First of all, I as one like to work with positive angles. Since positive angles, when drawn in standard position, are drawn counter clockwise and negative angles are drawn clockwise, we can always find an equivalent negative/positive angle.
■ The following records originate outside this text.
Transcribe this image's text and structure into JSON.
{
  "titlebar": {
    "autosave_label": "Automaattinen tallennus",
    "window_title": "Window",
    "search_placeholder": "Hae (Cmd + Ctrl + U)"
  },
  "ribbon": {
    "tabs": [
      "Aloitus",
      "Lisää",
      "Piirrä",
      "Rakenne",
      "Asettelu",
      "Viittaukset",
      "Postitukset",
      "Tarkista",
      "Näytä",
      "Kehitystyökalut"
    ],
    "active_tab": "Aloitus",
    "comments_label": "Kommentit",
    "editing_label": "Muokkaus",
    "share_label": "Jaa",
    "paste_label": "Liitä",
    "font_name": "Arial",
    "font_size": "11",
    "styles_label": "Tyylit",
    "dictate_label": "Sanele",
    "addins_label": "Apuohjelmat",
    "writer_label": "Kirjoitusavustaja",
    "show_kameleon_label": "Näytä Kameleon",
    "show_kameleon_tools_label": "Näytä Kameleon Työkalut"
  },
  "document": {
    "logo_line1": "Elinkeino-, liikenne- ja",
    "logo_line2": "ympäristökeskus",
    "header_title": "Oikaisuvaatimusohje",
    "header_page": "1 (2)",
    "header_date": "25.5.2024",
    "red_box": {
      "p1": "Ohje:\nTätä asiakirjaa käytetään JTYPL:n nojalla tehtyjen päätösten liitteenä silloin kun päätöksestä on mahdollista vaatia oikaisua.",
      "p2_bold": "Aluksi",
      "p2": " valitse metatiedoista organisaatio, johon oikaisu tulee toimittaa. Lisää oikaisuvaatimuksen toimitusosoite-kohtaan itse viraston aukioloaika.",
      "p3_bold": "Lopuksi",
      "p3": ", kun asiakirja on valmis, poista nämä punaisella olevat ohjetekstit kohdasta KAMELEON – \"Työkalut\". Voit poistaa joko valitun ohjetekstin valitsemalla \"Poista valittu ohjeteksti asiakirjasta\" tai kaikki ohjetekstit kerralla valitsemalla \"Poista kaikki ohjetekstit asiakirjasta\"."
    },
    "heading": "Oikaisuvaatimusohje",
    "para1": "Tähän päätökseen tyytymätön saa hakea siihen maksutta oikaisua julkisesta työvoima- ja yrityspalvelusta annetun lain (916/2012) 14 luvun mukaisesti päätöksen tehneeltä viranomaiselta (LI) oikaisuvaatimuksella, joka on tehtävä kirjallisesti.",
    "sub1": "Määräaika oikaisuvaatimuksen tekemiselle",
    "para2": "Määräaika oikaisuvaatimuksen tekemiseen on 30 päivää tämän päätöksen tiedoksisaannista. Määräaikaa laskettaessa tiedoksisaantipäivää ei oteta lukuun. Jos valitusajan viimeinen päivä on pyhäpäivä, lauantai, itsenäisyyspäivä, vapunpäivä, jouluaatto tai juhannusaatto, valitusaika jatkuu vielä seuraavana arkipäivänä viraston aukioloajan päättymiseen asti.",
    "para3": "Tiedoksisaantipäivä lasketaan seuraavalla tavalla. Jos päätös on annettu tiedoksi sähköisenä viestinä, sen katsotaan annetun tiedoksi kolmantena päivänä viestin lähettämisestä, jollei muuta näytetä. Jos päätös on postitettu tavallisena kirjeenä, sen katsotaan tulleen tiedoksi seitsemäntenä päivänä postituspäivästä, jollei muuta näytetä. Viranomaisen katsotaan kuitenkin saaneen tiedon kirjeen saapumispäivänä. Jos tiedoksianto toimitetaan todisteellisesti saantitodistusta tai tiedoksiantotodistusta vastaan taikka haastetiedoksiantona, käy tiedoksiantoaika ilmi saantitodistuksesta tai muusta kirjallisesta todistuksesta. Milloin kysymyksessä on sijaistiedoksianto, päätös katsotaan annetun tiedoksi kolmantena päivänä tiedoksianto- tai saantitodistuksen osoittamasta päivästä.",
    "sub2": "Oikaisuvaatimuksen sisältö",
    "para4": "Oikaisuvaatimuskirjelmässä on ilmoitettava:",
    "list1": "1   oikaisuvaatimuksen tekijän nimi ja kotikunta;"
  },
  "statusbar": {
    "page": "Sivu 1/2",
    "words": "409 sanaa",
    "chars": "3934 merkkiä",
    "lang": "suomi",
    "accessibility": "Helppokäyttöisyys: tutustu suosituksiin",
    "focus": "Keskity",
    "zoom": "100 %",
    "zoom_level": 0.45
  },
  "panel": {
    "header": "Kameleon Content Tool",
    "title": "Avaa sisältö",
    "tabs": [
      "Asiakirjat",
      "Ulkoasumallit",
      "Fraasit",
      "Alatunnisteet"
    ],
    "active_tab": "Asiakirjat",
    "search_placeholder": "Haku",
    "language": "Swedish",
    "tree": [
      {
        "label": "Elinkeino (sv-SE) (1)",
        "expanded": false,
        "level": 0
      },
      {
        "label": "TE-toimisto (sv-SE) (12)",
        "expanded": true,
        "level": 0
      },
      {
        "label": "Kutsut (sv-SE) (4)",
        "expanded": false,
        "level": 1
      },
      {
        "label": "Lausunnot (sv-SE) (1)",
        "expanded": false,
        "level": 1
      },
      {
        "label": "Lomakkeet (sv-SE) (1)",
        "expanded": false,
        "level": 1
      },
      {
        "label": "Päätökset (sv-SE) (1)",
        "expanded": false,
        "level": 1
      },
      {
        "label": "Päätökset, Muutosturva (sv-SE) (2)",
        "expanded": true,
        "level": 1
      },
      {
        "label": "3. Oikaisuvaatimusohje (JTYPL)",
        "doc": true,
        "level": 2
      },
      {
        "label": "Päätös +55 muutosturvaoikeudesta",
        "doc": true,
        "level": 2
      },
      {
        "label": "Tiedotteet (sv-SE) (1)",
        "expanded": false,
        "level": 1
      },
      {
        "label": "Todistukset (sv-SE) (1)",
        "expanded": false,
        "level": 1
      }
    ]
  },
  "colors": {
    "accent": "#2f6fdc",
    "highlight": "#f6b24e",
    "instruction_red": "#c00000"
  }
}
We use the equation `|a| + |b| = 360` to find the equivalent angle, where `a` and `b` are equivalent positive-negative angles.

Let `-30˚` be `a`.

`|-30| + |b| =360`

`30 + b = 360`

`b = 330˚`

Now, our task is to find the value of `sec(330˚)`. We know that `sectheta = 1/costheta`, so:

`sec(330˚) = 1/cos(330˚)`

`330˚` has a reference angle of `30˚`. Also, cosine is positive in the fourth quadrant. So, `cos330˚ = sqrt(3)/2`.

`1/cos330 = 1/(sqrt(3)/2) = 2/sqrt(3)`

I would recommend rationalizing the denominator.

`sec330˚ = 2/sqrt(3) xx sqrt(3)/sqrt(3) = (2sqrt(3))/3`

Hopefully this helps!